La collecte d’adresses IP sur les réseaux P2P est illicite en Suisse. Dans une procédure exceptionnelle réunissant cinq juges, le tribunal fédéral suisse a estimé que l’activité anti-piratage de la société Logistep ne reposait sur aucune base légale. Son directeur pourrait être arrêté et poursuivi pénalement.

Le verdict est tombé, et il fait de la Suisse un paradis juridique pour les téléchargeurs. Mercredi, le tribunal fédéral a jugé que l’activité de la société Logistep était illicite, et a décidé d’ouvrir des poursuites pénales à son encontre. L’arrestation du directeur a même été demandée. Logistep était poursuivie par le Préposé à la protection des données, l’équivalent suisse de la CNIL, pour sa collecte d’adresses IP de pirates présumés sur les réseaux P2P. Les adresses IP étaient revendus aux ayants droit pour leur permettre de menacer les abonnés de poursuites s’ils ne payaient pas un dédommagement de plusieurs centaines d’euros.

Par une majorité de trois juges contre deux, la plus haute juridiction suisse a estimé que l’adresse IP était une donnée personnelle, que la collecte des adresses IP ne reposait sur aucune base légale, et que l’activité de Logistep était donc une atteinte illicite à la vie privée des internautes. L’audience publique, inédite en matière de nouvelles technologies, avait été prévue pour le mois d’avril, avant d’être reportée. Il s’agit d’une procédure rare, utilisée surtout lorsque les magistrats souhaitent publier une décision de principe devant faire jurisprudence.

Alerté par l’association Razorback, le Préposé à la protection des données s’était ému, lorsque nous avions révélé l’affaire Techland en 2007, de découvrir que des adresses IP collectées par Logistep avaient été exploitées pour menacer des centaines d’internautes, notamment français. Le gendarme de la vie privée avait exigé de la société suisse qu’elle « mett(e) immédiatement fin au traitement de données qu’elle effectue« , sans effet.

Dans un jugement de première instance, le tribunal administratif avait estimé que l’ampleur du piratage était telle qu’elle justifiait les moyens employés, et qu’il n’y avait pas besoin pour Logistep d’être autorisée à collecter les adresses IP sur les réseaux Peer-to-Peer. Cette décision avait scandalisé le Préposé la protection des données, qui avait interjeté appel, avec Razorback. L’association a d’ailleurs été très active sur le dossier, en fournissant notamment deux avis de droit au Préposé pour enrichir son recours.

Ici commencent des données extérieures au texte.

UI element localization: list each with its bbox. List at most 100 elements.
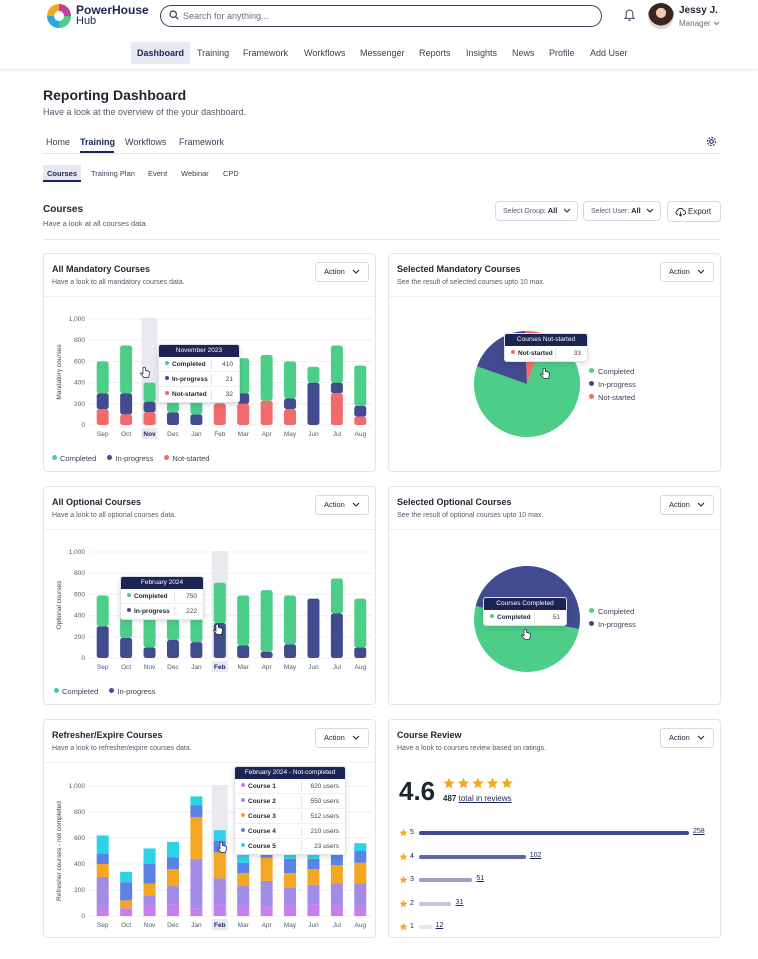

La décision rendue ce mercredi, qui n’est pas susceptible d’appel, rend de fait la chasse aux pirates illicite en Suisse. Contrairerement au droit français qui avait été amendé en ce sens en prévision de la riposte graduée, le droit suisse ne permet pas à des acteurs privés de collecter des données relatives à des infractions.

Les relevés de Logistep avaient été utilisés en France, avant que la CNIL juge irrégulière l’exploitation qui en avait été faite par une avocate parisienne, ensuite condamnée par le Conseil de l’Ordre. On ne sait pas, aujourd’hui, qui étaient encore clients de Logistep.